The Runt took it and wordlessly scurried back to their fire pit. Using a sock to grasp the coffee pot, he refilled Misha’s cup, then carried it back over.

And then he made himself scarce, fast.

The funny thing was that the Runt would have been a pretty big badass at a Gold’s Gym in West Philly, or even in most Western white special operations units. It was only here, at the center of the lead unit of the premier Spetsnaz naval brigade – in
Mirovye Lohi
,
The World Fuckers
– that he was the weakest link. But of course everything was relative. And this was one place you didn’t want to be regarded as weak, relatively or otherwise.

There was little question of Misha being warlord of this team, biggest and baddest of a group of highly trained operators and killers – Achilles to the Myrmidons of Spetsnaz. And Spetsnaz, particularly
Mirovye Lohi
, were known to eat their young – and to devour the weak. The weak inside, or out of, the unit.

The weak absolutely anywhere.

* * *

Misha took a sip of his shit coffee. It was still shit. But it was all they could scavenge from around here, on the even shittier side of Africa, which was what they were stuck in now.

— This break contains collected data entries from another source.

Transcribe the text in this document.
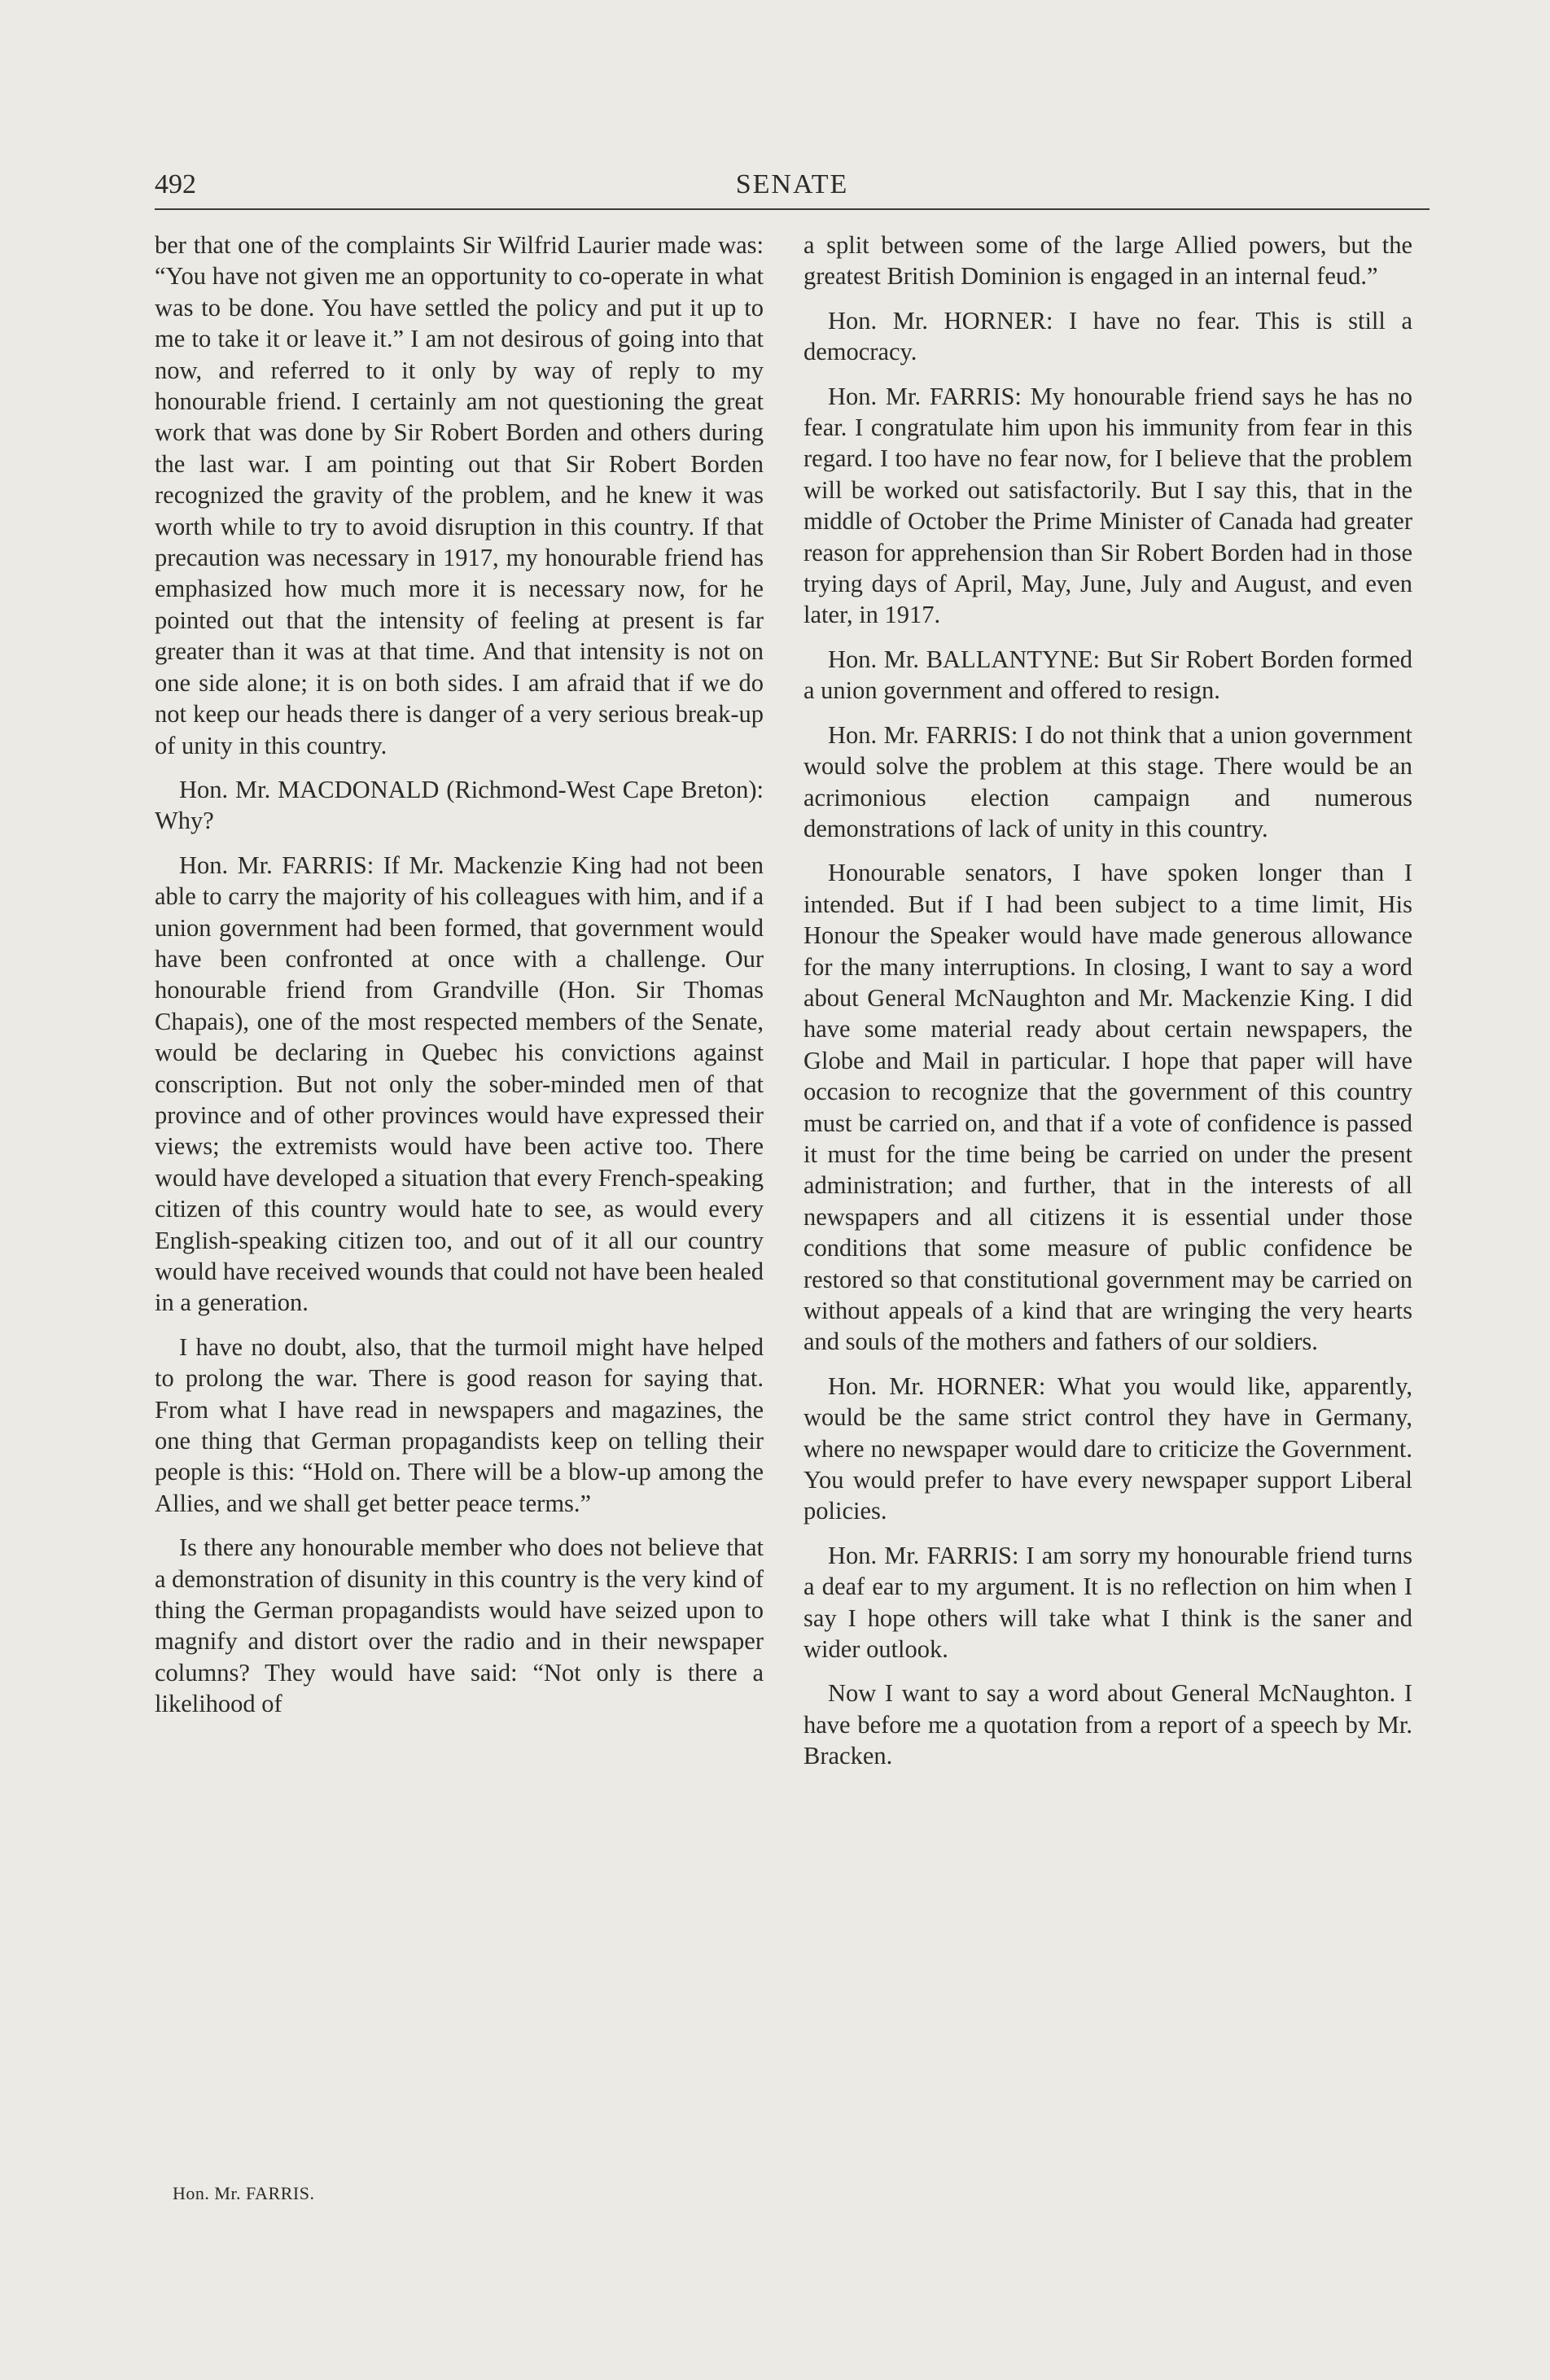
492	SENATE

ber that one of the complaints Sir Wilfrid Laurier made was: “You have not given me an opportunity to co-operate in what was to be done. You have settled the policy and put it up to me to take it or leave it.” I am not desirous of going into that now, and referred to it only by way of reply to my honourable friend. I certainly am not questioning the great work that was done by Sir Robert Borden and others during the last war. I am pointing out that Sir Robert Borden recognized the gravity of the problem, and he knew it was worth while to try to avoid disruption in this country. If that precaution was necessary in 1917, my honourable friend has emphasized how much more it is necessary now, for he pointed out that the intensity of feeling at present is far greater than it was at that time. And that intensity is not on one side alone; it is on both sides. I am afraid that if we do not keep our heads there is danger of a very serious break-up of unity in this country.

Hon. Mr. MACDONALD (Richmond-West Cape Breton): Why?

Hon. Mr. FARRIS: If Mr. Mackenzie King had not been able to carry the majority of his colleagues with him, and if a union government had been formed, that government would have been confronted at once with a challenge. Our honourable friend from Grandville (Hon. Sir Thomas Chapais), one of the most respected members of the Senate, would be declaring in Quebec his convictions against conscription. But not only the sober-minded men of that province and of other provinces would have expressed their views; the extremists would have been active too. There would have developed a situation that every French-speaking citizen of this country would hate to see, as would every English-speaking citizen too, and out of it all our country would have received wounds that could not have been healed in a generation.

I have no doubt, also, that the turmoil might have helped to prolong the war. There is good reason for saying that. From what I have read in newspapers and magazines, the one thing that German propagandists keep on telling their people is this: “Hold on. There will be a blow-up among the Allies, and we shall get better peace terms.”

Is there any honourable member who does not believe that a demonstration of disunity in this country is the very kind of thing the German propagandists would have seized upon to magnify and distort over the radio and in their newspaper columns? They would have said: “Not only is there a likelihood of

a split between some of the large Allied powers, but the greatest British Dominion is engaged in an internal feud.”

Hon. Mr. HORNER: I have no fear. This is still a democracy.

Hon. Mr. FARRIS: My honourable friend says he has no fear. I congratulate him upon his immunity from fear in this regard. I too have no fear now, for I believe that the problem will be worked out satisfactorily. But I say this, that in the middle of October the Prime Minister of Canada had greater reason for apprehension than Sir Robert Borden had in those trying days of April, May, June, July and August, and even later, in 1917.

Hon. Mr. BALLANTYNE: But Sir Robert Borden formed a union government and offered to resign.

Hon. Mr. FARRIS: I do not think that a union government would solve the problem at this stage. There would be an acrimonious election campaign and numerous demonstrations of lack of unity in this country.

Honourable senators, I have spoken longer than I intended. But if I had been subject to a time limit, His Honour the Speaker would have made generous allowance for the many interruptions. In closing, I want to say a word about General McNaughton and Mr. Mackenzie King. I did have some material ready about certain newspapers, the Globe and Mail in particular. I hope that paper will have occasion to recognize that the government of this country must be carried on, and that if a vote of confidence is passed it must for the time being be carried on under the present administration; and further, that in the interests of all newspapers and all citizens it is essential under those conditions that some measure of public confidence be restored so that constitutional government may be carried on without appeals of a kind that are wringing the very hearts and souls of the mothers and fathers of our soldiers.

Hon. Mr. HORNER: What you would like, apparently, would be the same strict control they have in Germany, where no newspaper would dare to criticize the Government. You would prefer to have every newspaper support Liberal policies.

Hon. Mr. FARRIS: I am sorry my honourable friend turns a deaf ear to my argument. It is no reflection on him when I say I hope others will take what I think is the saner and wider outlook.

Now I want to say a word about General McNaughton. I have before me a quotation from a report of a speech by Mr. Bracken.

Hon. Mr. FARRIS.
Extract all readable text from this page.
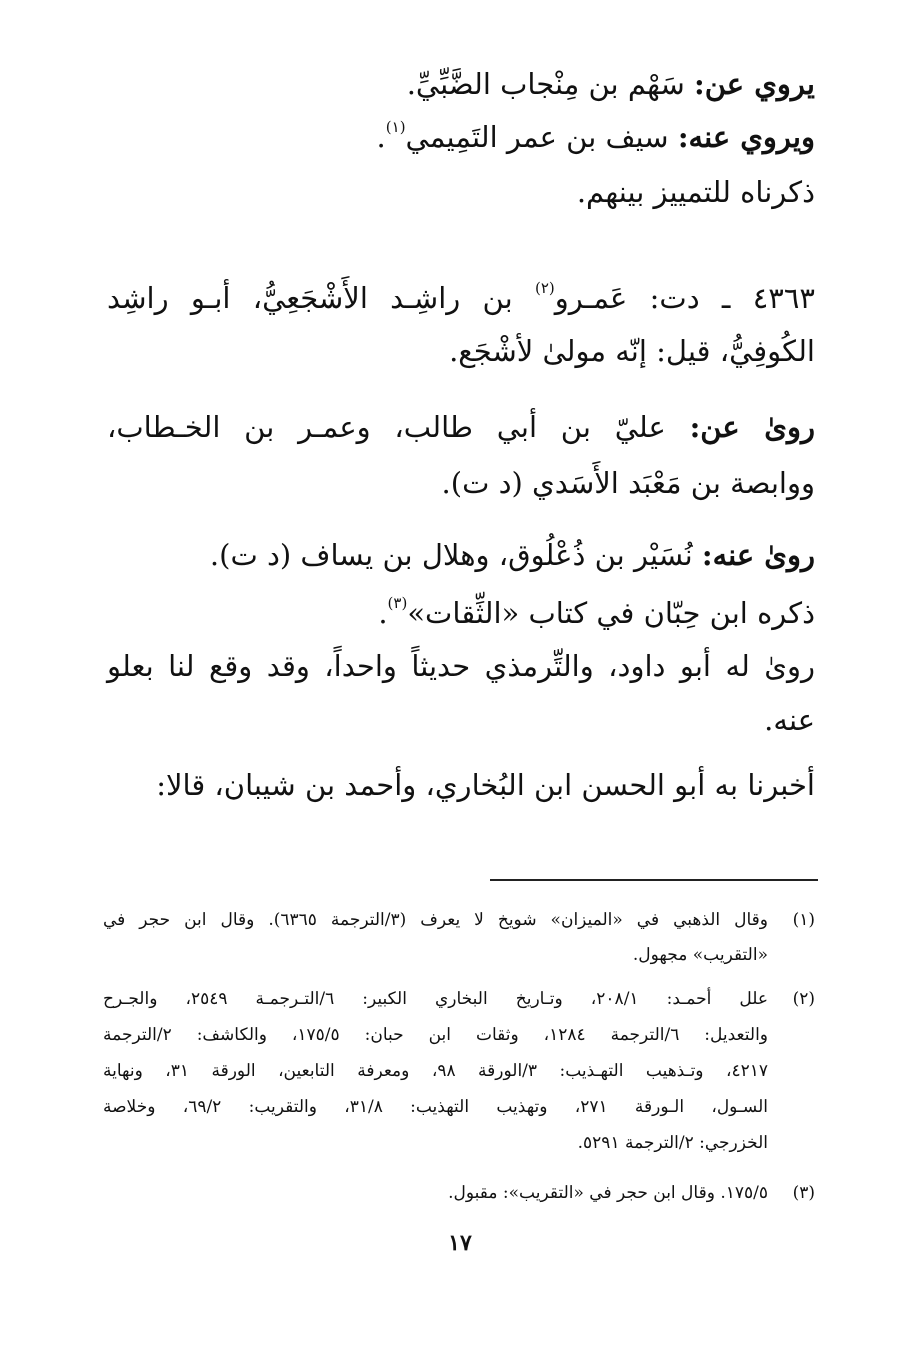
يروي عن: سَهْم بن مِنْجاب الضَّبِّيِّ.
ويروي عنه: سيف بن عمر التَمِيمي$^{(١)}$.
ذكرناه للتمييز بينهم.
٤٣٦٣ ـ دت: عَمـرو$^{(٢)}$ بن راشِـد الأَشْجَعِيُّ، أبـو راشِد
الكُوفِيُّ، قيل: إنّه مولىٰ لأشْجَع.
روىٰ عن: عليّ بن أبي طالب، وعمـر بن الخـطاب،
ووابصة بن مَعْبَد الأَسَدي (د ت).
روىٰ عنه: نُسَيْر بن ذُعْلُوق، وهلال بن يساف (د ت).
ذكره ابن حِبّان في كتاب «الثِّقات»$^{(٣)}$.
روىٰ له أبو داود، والتِّرمذي حديثاً واحداً، وقد وقع لنا بعلو
عنه.
أخبرنا به أبو الحسن ابن البُخاري، وأحمد بن شيبان، قالا:
(١)
وقال الذهبي في «الميزان» شويخ لا يعرف (٣/الترجمة ٦٣٦٥). وقال ابن حجر في
«التقريب» مجهول.
(٢)
علل أحمـد: ٢٠٨/١، وتـاريخ البخاري الكبير: ٦/التـرجمـة ٢٥٤٩، والجـرح
والتعديل: ٦/الترجمة ١٢٨٤، وثقات ابن حبان: ١٧٥/٥، والكاشف: ٢/الترجمة
٤٢١٧، وتـذهيب التهـذيب: ٣/الورقة ٩٨، ومعرفة التابعين، الورقة ٣١، ونهاية
السـول، الـورقة ٢٧١، وتهذيب التهذيب: ٣١/٨، والتقريب: ٦٩/٢، وخلاصة
الخزرجي: ٢/الترجمة ٥٢٩١.
(٣)
١٧٥/٥. وقال ابن حجر في «التقريب»: مقبول.
١٧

They’d had some of the good stuff back on the other coast, in South Africa. But now they didn’t, because all that had been taken from them.

So shit it was. For now.


Privet, boss
,” Vasily said from behind him – but not too close behind. Carefully approaching his commander from the rear, he’d cautiously nodded his regards to the large and diverse variety of tattooed, heavily muscled, and even more heavily armed
Lohi
who made up Team 1, and who now filled this forest encampment.